OTHER VOICES

Warning signs unheeded in DC shooting

Metropolitan Police Chief Cathy Lanier listens to Assistant Director in Charge of the FBI's Washington Field Office Valerie Parlave, as she hosts a news conference to share the findings about the investigation into the shootings at the Navy Yard last Monday, at the FBI's Washington Field Office in Washington, September 25, 2013. Navy Yard shooter Aaron Alexis believed he was being controlled by electromagnetic waves in the months before he killed 12 people at a Washington base on Sept. 16, an FBI official said on Wednesday.
LARRY DOWNING | REUTERS
Metropolitan Police Chief Cathy Lanier listens to Assistant Director in Charge of the FBI's Washington Field Office Valerie Parlave, as she hosts a news conference to share the findings about the investigation into the shootings at the Navy Yard last Monday, at the FBI's Washington Field Office in Washington, September 25, 2013. Navy Yard shooter Aaron Alexis believed he was being controlled by electromagnetic waves in the months before he killed 12 people at a Washington base on Sept. 16, an FBI official said on Wednesday.
Posted Sept. 27, 2013, at 6:36 a.m.

In the weeks before his murderous shooting spree at Washington’s Navy Yard, Aaron Alexis was exhibiting bizarre, if not alarming, behavior. Employees at the motel in Rhode Island where he was staying noticed it. So did police, who thought it so erratic that they alerted Naval authorities. Apparently even the company that employed him to do sensitive military work viewed him as unstable.

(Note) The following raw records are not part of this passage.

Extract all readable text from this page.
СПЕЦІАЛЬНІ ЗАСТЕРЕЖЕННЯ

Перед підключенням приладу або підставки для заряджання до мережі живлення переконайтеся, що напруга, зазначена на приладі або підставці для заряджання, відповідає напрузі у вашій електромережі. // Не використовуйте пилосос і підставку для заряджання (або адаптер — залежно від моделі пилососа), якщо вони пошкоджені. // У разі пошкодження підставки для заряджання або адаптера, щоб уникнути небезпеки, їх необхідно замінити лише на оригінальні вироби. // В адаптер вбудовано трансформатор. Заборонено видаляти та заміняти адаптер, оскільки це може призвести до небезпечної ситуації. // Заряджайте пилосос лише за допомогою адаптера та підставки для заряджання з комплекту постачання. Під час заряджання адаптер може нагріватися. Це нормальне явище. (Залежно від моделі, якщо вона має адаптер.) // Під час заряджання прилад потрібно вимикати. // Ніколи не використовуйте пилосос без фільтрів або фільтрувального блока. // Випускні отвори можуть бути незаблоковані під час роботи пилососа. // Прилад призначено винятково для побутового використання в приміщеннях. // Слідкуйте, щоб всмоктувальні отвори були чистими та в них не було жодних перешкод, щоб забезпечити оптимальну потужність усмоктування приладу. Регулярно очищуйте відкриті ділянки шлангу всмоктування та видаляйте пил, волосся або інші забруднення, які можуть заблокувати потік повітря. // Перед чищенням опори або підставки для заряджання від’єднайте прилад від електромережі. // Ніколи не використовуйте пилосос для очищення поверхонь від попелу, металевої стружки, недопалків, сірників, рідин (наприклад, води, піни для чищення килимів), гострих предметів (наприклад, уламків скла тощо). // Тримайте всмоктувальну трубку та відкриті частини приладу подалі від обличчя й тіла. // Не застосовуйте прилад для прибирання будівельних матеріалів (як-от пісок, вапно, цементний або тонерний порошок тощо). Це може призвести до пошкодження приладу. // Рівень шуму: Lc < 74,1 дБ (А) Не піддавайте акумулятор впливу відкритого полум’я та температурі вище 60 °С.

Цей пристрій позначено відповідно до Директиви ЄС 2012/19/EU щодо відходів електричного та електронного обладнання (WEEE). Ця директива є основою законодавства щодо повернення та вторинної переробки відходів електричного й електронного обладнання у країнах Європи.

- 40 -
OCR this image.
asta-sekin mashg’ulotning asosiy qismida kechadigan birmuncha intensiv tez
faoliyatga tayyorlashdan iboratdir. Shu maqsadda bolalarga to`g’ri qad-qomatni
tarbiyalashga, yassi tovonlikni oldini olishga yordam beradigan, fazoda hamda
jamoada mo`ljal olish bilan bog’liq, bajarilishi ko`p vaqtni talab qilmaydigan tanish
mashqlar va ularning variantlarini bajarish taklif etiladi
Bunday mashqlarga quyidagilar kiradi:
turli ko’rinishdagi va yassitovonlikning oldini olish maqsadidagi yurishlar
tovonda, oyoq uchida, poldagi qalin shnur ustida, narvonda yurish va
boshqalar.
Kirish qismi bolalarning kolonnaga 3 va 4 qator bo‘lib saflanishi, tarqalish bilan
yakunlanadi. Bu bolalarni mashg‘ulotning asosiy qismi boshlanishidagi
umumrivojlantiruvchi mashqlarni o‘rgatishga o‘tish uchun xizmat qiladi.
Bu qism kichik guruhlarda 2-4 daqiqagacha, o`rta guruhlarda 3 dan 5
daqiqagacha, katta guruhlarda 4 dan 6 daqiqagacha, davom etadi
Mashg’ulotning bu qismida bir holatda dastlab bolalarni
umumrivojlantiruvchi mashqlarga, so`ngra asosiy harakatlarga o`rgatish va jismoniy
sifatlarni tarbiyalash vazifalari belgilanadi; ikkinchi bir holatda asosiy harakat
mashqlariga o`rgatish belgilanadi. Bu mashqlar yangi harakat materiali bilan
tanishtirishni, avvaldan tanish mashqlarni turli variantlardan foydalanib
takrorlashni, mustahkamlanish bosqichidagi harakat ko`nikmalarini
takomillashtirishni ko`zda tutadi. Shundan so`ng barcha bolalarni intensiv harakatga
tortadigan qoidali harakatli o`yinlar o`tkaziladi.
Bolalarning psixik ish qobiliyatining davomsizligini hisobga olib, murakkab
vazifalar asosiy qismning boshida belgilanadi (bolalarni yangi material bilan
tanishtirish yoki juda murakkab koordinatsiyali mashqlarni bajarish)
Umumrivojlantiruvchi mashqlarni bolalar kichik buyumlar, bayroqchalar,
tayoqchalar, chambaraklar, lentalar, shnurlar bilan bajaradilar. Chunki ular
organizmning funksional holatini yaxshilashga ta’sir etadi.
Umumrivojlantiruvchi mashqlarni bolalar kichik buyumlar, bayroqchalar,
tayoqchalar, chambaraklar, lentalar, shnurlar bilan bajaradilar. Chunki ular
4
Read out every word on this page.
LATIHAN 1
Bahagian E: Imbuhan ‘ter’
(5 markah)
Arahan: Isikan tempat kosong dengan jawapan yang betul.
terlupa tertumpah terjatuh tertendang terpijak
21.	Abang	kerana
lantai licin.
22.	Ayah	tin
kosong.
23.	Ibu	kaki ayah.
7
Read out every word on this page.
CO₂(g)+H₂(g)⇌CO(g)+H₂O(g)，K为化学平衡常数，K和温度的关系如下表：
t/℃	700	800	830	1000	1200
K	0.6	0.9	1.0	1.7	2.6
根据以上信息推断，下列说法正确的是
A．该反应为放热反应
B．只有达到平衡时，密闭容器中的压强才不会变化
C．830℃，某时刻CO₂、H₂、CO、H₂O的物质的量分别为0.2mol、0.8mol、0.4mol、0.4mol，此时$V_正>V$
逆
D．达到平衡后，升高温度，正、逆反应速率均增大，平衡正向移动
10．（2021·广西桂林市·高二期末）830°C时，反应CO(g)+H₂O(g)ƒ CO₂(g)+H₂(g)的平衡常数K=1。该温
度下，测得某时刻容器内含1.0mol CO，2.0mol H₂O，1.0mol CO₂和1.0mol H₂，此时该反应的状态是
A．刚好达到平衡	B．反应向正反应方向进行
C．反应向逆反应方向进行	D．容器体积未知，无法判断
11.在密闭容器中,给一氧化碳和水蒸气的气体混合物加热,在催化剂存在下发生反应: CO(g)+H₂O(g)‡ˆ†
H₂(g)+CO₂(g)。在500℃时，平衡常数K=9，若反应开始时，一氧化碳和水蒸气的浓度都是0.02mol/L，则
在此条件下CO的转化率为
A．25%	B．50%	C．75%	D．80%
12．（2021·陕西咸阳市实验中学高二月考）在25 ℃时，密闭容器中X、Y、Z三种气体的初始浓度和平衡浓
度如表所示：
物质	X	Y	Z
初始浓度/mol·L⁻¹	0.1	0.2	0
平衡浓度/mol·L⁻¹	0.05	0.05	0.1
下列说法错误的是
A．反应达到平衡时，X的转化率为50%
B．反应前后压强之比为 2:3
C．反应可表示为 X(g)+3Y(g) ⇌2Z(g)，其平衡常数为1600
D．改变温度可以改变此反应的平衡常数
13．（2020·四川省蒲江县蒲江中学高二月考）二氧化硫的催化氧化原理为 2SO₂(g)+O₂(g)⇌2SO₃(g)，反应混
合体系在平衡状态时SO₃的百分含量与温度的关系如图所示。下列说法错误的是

So, how is it that Alexis, toting a shotgun and sporting a clearance pass, breezed into a supposedly secure military installation and started a shooting spree that left 12 men and women dead? The lapses that enabled these events are not just heartbreaking; they are scandalous.

It was of little comfort to hear about “hindsight” from Defense Secretary Chuck Hagel.

“When you go back in hindsight and look at all this, there were some red flags, of course there were,” Hagel said at a Pentagon news conference Wednesday. “Why they didn’t get picked up, why they didn’t get incorporated into the clearance process, what he was doing — those are all legitimate questions that we’re going to be dealing with.”

Hagel was careful not to assign blame, but responsibility must be assessed. Alexis was a young man with a history of problems who was clearly spiraling out of control. But the system was unable or unwilling to deal with the dangers he presented.

Foremost among the failures was the Navy’s lack of action following an Aug. 7 report from Newport, R.I., police that Alexis, one of the contractors cleared to work on the local naval base, was hallucinating and hearing voices. Security officials at the base promised to look into the matter. But, apparently without interviewing Alexis, they decided he wasn’t a threat. That judgment becomes even more suspect in light of revelations by the New York Times of the struggles of employees at the motel where Alexis was staying to cope with his troubling behavior.

Particularly damning was information obtained by the Times indicating that the firm that employed Alexis, The Experts Inc., had made inquiries about him during this time, considered him “unstable” and was recalling him. The company, which previously said it was unaware of the issues involving Alexis and offered the implausible explanation that it thought Alexis’ complaints about hearing voices referred to noisy neighbors, didn’t respond to our phone call or an email requesting comment.

It’s possible, as some have speculated, that he struggled with schizophrenia, which underlines the need for new strategies to manage risks associated with this illness. The vast majority of people with schizophrenia never commit a violent act. But that doesn’t mean that when there are warning signs they can be ignored.